On sait les débats scandaleux qui s'élevèrent au sein du Congrès, quand il s'agit de partager les dépouilles du grand empire. Les vainqueurs furent sur le point d'en venir aux mains. Ils ne songèrent pas à consulter les désirs des populations qu'ils avaient appelées à la liberté; les peuples ne comptaient plus que pour le nombre de têtes, comme le bétail d'une métairie. La comparaison est de Talleyrand. Le plus cupide parmi les copartageants était le prince qui avait toujours la liberté sur la langue, le czar Alexandre. A Paris il ne parlait que de liberté, il voulait réparer le crime de Catherine II, en rétablissant la Pologne. A Vienne, la comédie de la générosité aboutit à l'annexion des malheureux Polonais. Il fallait dédommager la Prusse. Alexandre lui jeta la Saxe. C'est dans les discussions qui précédèrent cet attentat, que le généreux Alexandre laissa échapper des paroles que l'histoire doit noter. Talleyrand invoquait le droit public de l'Europe : « Votre droit public, s'écria le czar, n'est rien pour moi; je ne sais ce que c'est. Quel cas croyez-vous que je fasse de tous vos parchemins et de vos traités?» C'était proclamer, dit Talleyrand, « que tout est légitime à celui qui est le plus fort. »>

Tel est le droit royal. Ce qui se passa à Vienne prouve que la vieille royauté est inalliable avec les nationalités. On conçoit qu'avant 89, les rois aient méconnu les droits des nations; ils ne se doutaient pas même de leur existence. Mais après les guerres de la Révolution où un peuple devenu libre vainquit l'Europe monarchique, après la guerre de la délivrance où les peuples vainquirent l'invincible, il n'y avait plus à douter de la puissance des nationalités. Si l'intérêt n'était pas aveugle, l'intérêt aurait dû suffire pour reconnaître les droits de ceux qui étaient les vrais vainqueurs. Mais l'intérêt des rois aboutit aussi à la force. Il faut

donc que la royauté disparaisse, ou qu'elle se transforme. Encore doutons-nous que la transformation soit possible. Ce n'est en réalité qu'une transition. La fiction doit faire place à la vérité, c'est dire que les rois doivent faire place aux nations.

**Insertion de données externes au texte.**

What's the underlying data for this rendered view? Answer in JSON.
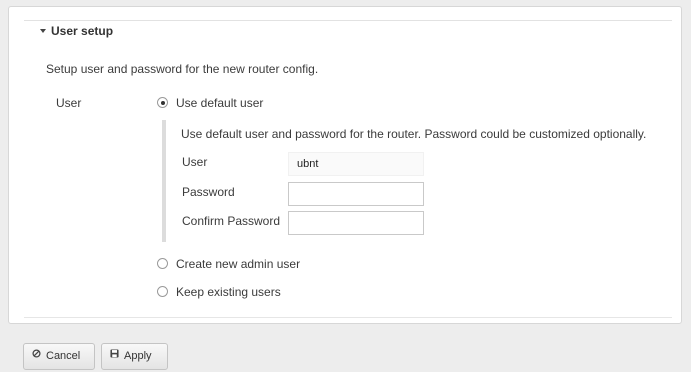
{
  "section": {
    "title": "User setup",
    "description": "Setup user and password for the new router config."
  },
  "user_field": {
    "label": "User",
    "options": [
      {
        "label": "Use default user",
        "selected": true
      },
      {
        "label": "Create new admin user",
        "selected": false
      },
      {
        "label": "Keep existing users",
        "selected": false
      }
    ]
  },
  "default_user": {
    "description": "Use default user and password for the router. Password could be customized optionally.",
    "user_label": "User",
    "user_value": "ubnt",
    "password_label": "Password",
    "password_value": "",
    "confirm_label": "Confirm Password",
    "confirm_value": ""
  },
  "buttons": {
    "cancel": "Cancel",
    "apply": "Apply"
  }
}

Après la révolution de 48, le principe des nationalités fut proclamé officiellement par le gouvernement provisoire. Lamartine lança une proclamation, pour faire connaître les principes qui allaient diriger à l'extérieur la politique du gouvernement français. Il répudia toute pensée de conquête et même de propagande c'était l'esprit de 89. En même temps Lamartine déclara que la paix devait reposer désormais sur la reconnaissance et le respect de l'indépendance des peuples. En 1792, dit-il, la France et l'Europe n'étaient pas préparées à comprendre l'harmonie des nations; pour couronner l'œuvre de la Révolution, il faut reconnaître le droit des nationalités. La constitution de 48 reproduit cette doctrine en substance. « La République française, y est-il dit, respecte les nationalités étrangères, comme elle entend faire respecter la sienne. »>

C'est pour la première fois que le mot de nationalité figure dans un acte politique. Bientôt l'idée entra avec éclat dans le domaine des faits. En 1859, Napoléon III mit l'armée française au service de la nationalité italienne. Dans sa proclamation de guerre, il dit que la France tirait l'épée, non pour dominer, mais pour affranchir : « Le but de cette guerre est de rendre l'Italie à ellemême, non de la faire changer de maître; nous aurons à notre frontière un peuple ami qui nous devra son indépendance. » Arrivé à Milan, l'empereur appela les Italiens aux armes. Il déclara qu'il ne mettrait aucun obstacle à la libre manifestation de leurs vœux « Votre désir d'indépendance si longtemps comprimé, si souvent démenti, se réalisera, si vous vous en montrez dignes. Unissez-vous dans une seule pensée, l'affranchissement de votre pays. >>

Jamais plus belles paroles ne furent prononcées par un vainqueur. L'affranchissement de l'Italie fera la gloire de celui qui a conçu ce dessein, et de la nation qui a versé son sang pour l'exécuter. Ce n'est pas seulement l'Italie qui profitera des victoires de Magenta et de Solferino. Elles ont fait triompher les principes de 89 dans l'ordre des relations internationales. Il n'y aura plus

de partage de Pologne, l'on ne traitera plus les peuples comme du bétail. Il faudra sans doute bien des luttes avant que toutes les nationalités soient définitivement assises et il y aura plus d'une défaillance; mais qu'importe? Le principe de nationalité est entré dans la conscience générale, et il ne périra plus.

CHAPITRE IV

LOI DES RELATIONS INTERNATIONALES

§ 1. Fédération et association

No 1. Diversité et unité

Humboldt dit que la nature est l'unité dans la diversité (1). En effet, l'unité et la diversité sont empreintes tout ensemble dans la création, comme si Dieu avait voulu indiquer aux hommes la voie dans laquelle ils doivent marcher pour remplir leur mission. La nature présente dans toutes ses manifestations le spectacle d'une variété infinie se déployant sur un fond identique. Les éléments produisent des organisations différentes; mais ils constituent dans leur ensemble une seule terre. Les langues sont diverses comme expression du génie divers qui distingue les branches de la grande famille humaine'; toutefois les règles fondamentales des langues sont les mêmes, parce que l'esprit humain qui les formule est un. Les religions diffèrent, mais il y a des croyances communes, rayons de la vérité éternelle qui illumine l'humanité. Le droit varie d'un pays à l'autre, ce qui ne l'empêche pas, quoi qu'en dise Pascal, d'avoir des règles universelles qui se retrouvent partout.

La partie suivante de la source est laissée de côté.